EDITORIAL

UN ALMA, UNA FLOR



*La Casa del Pueblo

*Recuperar las tradiciones

*Supremacismo colonial y animal

 

VLADIMIR ROTHSCHUH

 

Beatriz Gutiérrez Müller ha puesto su acento historiográfico en la Cuarta Transformación y en la agenda misma del presidente López Obrador como fue la humilde petición al Rey de España y al Papa del Vaticano a manera de conciliar  los tiempos, consiguiendo revelar que cinco siglos después el colonialismo religioso y cortesano se mantiene vigente. Ese acento de Gutiérrez Müller está manifestado en los triples festejos del 2021 por los 700 años de la fundación de México-Tenochtitlán, 500 de la llegada de los españoles y 200 de la Consumación de la Independencia.  La gira reciente por Europa acabó por confirmarle a Gutiérrez Müller la cosificación de los valores supremacistas europeos que lindan en el pillaje que era de lo que se trató la conquista en América y no en el amoroso encuentro de dos mundos.

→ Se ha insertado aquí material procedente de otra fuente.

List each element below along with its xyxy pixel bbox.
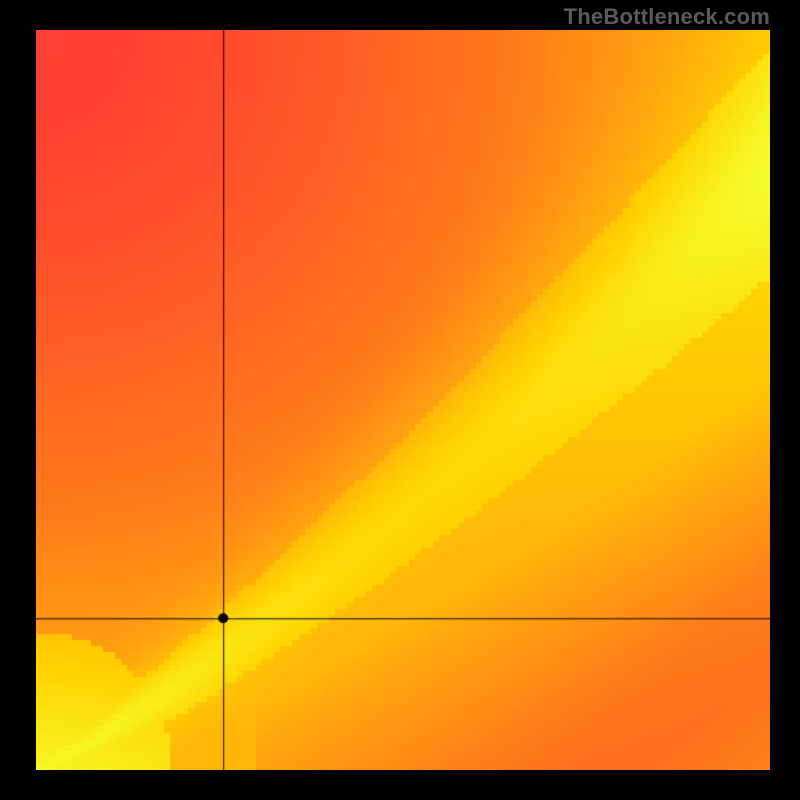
watermark-text: TheBottleneck.com	[564, 4, 770, 30]
bottleneck-heatmap	[36, 30, 770, 770]
chart-container: TheBottleneck.com	[0, 0, 800, 800]
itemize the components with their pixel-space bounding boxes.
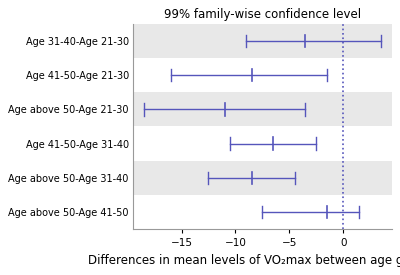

La restitución de Gutiérrez Müller de esos elementos primarios, son ahora los tres días de ceremonial por los muertos de esta Sindemia bajo la sugerente atracción de Gutiérrez Müller a la botánica ‘Una flor para cada alma’. Veinte expresiones culturales nativas y diacrónicas del mestizaje  del México antiguo conjuntaron Beatriz Gutiérrez Müller, Alejandra Frausto, Adelfo Regino y Diego Prieto, en la de-construcción del débito histórico del virrey Mendoza para transformar Palacio Nacional en la Casa del Pueblo, tal debería llamarse de ahora en adelante dicho recinto  también de negra historia en sus entrañas virreinales, independistas, reformista y post revolucionaria. Veinte estaciones recorrieron el presidente López Obrador y Gutiérrez Müller en las cosmovisiones de los pueblo originarios como otro diálogo circular en donde escucharon reclamos de promesas inconclusas en la Universidad Náhuatl que aún Adelfo no ha puesto su primera piedra por Milpa Alta pero que deberá tener lista para los festejos del año entrante;

 igual las etnias tabasqueñas le señalaron al presidente López Obrador que Javier May no los volvió a ver en las recientes inundaciones, para delicia de la ahora ambientalista María Luisa Albores que dio por muerto a May cuando lo destituyó de la subsecretaría y el presidente López Obrador lo revivió hasta coronarlo con Bienestar. Por cada estación del Primer Mandatario y las oraciones de las veinte etnias, la respuesta de López Obrador fue la misma, estaban en su casa, lo que motiva a transformar ese legado palaciego por la Casa del Pueblo dentro del contexto que ahora es Los Pinos. El que se  debió infartar ante los altares de Palacio nacional fue el doctor López Gatell  viendo en las ofrendas los refrescos negros de cola que él prohibió en Chiapas pero que Alfonso Romo devolvió a la canasta básica de los pobres para aumentar el número de mexicanos en los altares. La Coca Cola, la Pepsi, ilustrando las preferencias alimenticias de los festejos de muertos, acentuaron la razón de López Gatell y la vida natural demandada por el presidente López Obrador en su decálogo de la normalidad post Covid por una alimentación sana y cercana a nuestros pueblos originarios estrictamente veganos. Porque no fue sino después que los españoles trajeron animales de granja, cuando se distorsionó la alimentación vegetariana de las etnias cediendo paso a esa otra forma de esclavismo animal con el que convivimos naturalmente hoy sin considerar su atrocidad supremacista, como con la que se topó Beatriz Gutiérrez Müller en su gira por Europa y se enfrentó Alejandra Frausto en París por la subasta de arte precolombino. Se ha olvidado que todas las muertes del mundo por el Covid19 se fundaron en un mercado de carnes exóticas de Wuhan.